- Location of Harrison Township in Daviess County
- Coordinates: 38°34′06″N 87°04′52″W﻿ / ﻿38.56833°N 87.08111°W
- Country: United States
- State: Indiana
- County: Daviess

Government
- • Type: Indiana township

Area
- • Total: 32.17 sq mi (83.3 km^{2})
- • Land: 30.34 sq mi (78.6 km^{2})
- • Water: 1.83 sq mi (4.7 km^{2})
- Elevation: 548 ft (167 m)

Population (2020)
- • Total: 689
- • Density: 22.7/sq mi (8.77/km^{2})
- FIPS code: 18-31702
- GNIS feature ID: 453382

= Harrison Township, Daviess County, Indiana =

Harrison Township is one of ten townships in Daviess County, Indiana. As of the 2020 census, its population was 689 (down from 696 at 2010) and it contained 308 housing units.

Historical population
| Census | Pop. | Note | %± |
| 1890 | 1,300 |  | — |
| 1900 | 1,154 |  | −11.2% |
| 1910 | 1,109 |  | −3.9% |
| 1920 | 1,074 |  | −3.2% |
| 1930 | 867 |  | −19.3% |
| 1940 | 778 |  | −10.3% |
| 1950 | 755 |  | −3.0% |
| 1960 | 525 |  | −30.5% |
| 1970 | 485 |  | −7.6% |
| 1980 | 600 |  | 23.7% |
| 1990 | 544 |  | −9.3% |
| 2000 | 673 |  | 23.7% |
| 2010 | 696 |  | 3.4% |
| 2020 | 689 |  | −1.0% |
Source: US Decennial Census

==History==
Harrison Township was organized in June 1841 out of parts of Reave and Veale townships. Its first settlers were Lewis and William Jones, who came from South Carolina in 1812 and were soon joined by many other families from the Palmetto State.

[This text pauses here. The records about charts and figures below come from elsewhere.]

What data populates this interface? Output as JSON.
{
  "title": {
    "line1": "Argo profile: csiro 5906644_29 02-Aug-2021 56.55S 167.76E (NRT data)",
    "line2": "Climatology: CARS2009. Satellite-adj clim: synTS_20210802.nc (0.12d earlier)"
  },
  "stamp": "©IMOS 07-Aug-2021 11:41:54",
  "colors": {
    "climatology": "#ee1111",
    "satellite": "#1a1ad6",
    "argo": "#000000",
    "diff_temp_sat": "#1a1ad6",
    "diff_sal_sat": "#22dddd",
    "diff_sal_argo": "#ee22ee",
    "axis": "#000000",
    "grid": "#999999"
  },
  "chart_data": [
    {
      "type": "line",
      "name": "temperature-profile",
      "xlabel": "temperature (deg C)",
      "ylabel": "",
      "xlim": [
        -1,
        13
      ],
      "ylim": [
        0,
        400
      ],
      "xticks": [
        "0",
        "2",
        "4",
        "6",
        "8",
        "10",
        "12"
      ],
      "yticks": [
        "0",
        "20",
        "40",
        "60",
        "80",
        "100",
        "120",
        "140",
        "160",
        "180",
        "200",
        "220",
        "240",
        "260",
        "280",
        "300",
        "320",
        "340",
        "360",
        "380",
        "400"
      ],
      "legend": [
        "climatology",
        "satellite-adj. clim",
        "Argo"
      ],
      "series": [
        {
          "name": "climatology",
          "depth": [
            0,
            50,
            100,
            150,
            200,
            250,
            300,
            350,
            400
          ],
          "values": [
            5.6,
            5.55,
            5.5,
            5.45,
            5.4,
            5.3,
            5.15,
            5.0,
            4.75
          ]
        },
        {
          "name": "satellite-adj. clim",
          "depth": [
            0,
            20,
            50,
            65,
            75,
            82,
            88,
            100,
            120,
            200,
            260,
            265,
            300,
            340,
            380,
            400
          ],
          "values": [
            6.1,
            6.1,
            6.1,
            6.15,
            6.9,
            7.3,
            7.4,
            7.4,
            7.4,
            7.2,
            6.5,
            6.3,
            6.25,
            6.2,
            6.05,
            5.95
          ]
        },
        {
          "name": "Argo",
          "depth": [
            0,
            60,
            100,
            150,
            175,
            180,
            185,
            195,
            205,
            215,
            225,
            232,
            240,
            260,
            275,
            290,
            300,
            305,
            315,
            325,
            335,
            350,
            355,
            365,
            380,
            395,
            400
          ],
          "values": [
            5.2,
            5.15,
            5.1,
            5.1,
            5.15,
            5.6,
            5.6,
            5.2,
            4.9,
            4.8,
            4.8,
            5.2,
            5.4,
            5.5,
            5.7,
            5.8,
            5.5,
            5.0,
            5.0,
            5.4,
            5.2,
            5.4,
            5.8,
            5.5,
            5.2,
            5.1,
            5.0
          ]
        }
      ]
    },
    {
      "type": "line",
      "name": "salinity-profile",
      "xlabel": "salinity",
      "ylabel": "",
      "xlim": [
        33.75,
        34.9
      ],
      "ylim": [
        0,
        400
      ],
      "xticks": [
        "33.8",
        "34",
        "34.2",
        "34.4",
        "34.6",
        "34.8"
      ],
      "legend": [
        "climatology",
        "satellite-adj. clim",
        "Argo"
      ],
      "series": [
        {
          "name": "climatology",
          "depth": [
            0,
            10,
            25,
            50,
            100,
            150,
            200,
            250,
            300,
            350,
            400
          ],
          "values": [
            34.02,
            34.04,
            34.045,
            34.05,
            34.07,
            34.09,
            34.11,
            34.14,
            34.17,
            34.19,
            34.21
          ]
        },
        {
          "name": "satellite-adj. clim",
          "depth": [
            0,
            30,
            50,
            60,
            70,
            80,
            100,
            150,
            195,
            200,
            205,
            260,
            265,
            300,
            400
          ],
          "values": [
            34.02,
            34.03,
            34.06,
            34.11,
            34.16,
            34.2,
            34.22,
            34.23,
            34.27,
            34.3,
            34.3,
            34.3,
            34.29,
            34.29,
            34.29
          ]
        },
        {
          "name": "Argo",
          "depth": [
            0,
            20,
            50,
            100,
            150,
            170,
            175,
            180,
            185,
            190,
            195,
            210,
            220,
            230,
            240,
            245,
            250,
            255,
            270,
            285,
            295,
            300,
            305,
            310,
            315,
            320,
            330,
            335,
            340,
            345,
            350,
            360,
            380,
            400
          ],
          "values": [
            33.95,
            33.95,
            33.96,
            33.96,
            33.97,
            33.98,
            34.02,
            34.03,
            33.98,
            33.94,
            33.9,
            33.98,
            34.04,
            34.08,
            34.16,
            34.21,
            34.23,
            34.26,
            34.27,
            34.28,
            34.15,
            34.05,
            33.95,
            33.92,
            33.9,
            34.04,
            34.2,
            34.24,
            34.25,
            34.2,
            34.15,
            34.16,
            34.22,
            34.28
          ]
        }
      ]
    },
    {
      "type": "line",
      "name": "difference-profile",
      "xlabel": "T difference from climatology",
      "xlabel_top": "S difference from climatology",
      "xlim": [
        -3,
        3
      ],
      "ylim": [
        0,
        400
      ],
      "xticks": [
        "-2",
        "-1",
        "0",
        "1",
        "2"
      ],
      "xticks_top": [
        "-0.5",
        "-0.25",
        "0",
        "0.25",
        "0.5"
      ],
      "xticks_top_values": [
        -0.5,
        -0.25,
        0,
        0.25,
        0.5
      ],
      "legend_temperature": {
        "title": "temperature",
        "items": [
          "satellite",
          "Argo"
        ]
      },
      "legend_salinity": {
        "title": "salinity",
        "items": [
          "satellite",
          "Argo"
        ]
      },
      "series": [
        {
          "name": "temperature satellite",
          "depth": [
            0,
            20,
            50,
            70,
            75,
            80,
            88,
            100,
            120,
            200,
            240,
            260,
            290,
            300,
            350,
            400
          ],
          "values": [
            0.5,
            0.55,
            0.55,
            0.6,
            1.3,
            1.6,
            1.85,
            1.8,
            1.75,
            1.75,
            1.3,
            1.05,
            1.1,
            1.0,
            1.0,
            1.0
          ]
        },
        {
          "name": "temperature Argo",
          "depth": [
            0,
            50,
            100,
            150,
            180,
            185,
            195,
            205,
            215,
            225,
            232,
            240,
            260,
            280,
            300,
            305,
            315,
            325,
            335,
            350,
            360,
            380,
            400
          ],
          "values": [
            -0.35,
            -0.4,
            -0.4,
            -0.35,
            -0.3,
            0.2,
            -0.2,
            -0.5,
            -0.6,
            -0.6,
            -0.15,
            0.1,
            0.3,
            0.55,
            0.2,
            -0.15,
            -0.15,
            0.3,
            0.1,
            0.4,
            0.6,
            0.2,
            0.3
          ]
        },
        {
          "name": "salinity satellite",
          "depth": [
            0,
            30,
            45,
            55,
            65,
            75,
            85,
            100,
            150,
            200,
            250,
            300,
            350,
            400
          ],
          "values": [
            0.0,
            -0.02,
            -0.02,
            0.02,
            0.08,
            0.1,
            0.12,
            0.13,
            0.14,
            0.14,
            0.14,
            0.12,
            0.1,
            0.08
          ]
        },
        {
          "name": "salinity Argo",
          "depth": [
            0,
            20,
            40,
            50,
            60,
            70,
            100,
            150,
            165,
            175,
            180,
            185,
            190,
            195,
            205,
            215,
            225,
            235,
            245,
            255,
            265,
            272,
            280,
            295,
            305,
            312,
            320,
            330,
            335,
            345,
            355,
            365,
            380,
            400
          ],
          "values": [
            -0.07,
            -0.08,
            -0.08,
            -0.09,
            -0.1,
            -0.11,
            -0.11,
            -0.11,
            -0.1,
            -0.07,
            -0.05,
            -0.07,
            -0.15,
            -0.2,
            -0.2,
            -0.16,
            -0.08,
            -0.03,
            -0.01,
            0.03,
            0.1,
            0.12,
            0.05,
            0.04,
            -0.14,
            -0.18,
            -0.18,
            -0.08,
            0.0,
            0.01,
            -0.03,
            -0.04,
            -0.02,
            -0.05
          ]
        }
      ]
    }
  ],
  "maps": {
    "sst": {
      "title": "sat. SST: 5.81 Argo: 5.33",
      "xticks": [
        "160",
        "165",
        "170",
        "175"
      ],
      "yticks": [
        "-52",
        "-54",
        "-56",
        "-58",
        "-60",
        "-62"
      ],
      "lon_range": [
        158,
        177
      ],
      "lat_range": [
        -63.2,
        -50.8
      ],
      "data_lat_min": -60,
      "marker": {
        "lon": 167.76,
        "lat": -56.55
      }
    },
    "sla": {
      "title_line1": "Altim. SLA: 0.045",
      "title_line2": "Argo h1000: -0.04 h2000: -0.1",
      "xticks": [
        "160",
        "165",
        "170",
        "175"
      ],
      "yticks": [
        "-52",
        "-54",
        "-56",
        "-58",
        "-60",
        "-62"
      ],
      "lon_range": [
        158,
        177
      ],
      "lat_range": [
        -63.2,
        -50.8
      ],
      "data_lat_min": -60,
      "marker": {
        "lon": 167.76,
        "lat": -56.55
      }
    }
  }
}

The Glendale Ridge Archaeological Site was listed on the National Register of Historic Places in 1985.

==Geography==
According to the 2010 census, the township has a total area of 32.17 sqmi, of which 30.34 sqmi (or 94.31%) is land and 1.83 sqmi (or 5.69%) is water.

===Unincorporated towns===
- Glendale
- Hudsonville
(This list is based on USGS data and may include former settlements.)

===Adjacent townships===
- Barr Township (northeast)
- Reeve Township (east)
- Boone Township, Dubois County (southeast)
- Jefferson Township, Pike County (southwest)
- Veale Township (west)
- Washington Township (northwest)

===Cemeteries===
The township contains three cemeteries: East Union, Ebenezer and Saint Patricks Glencoe.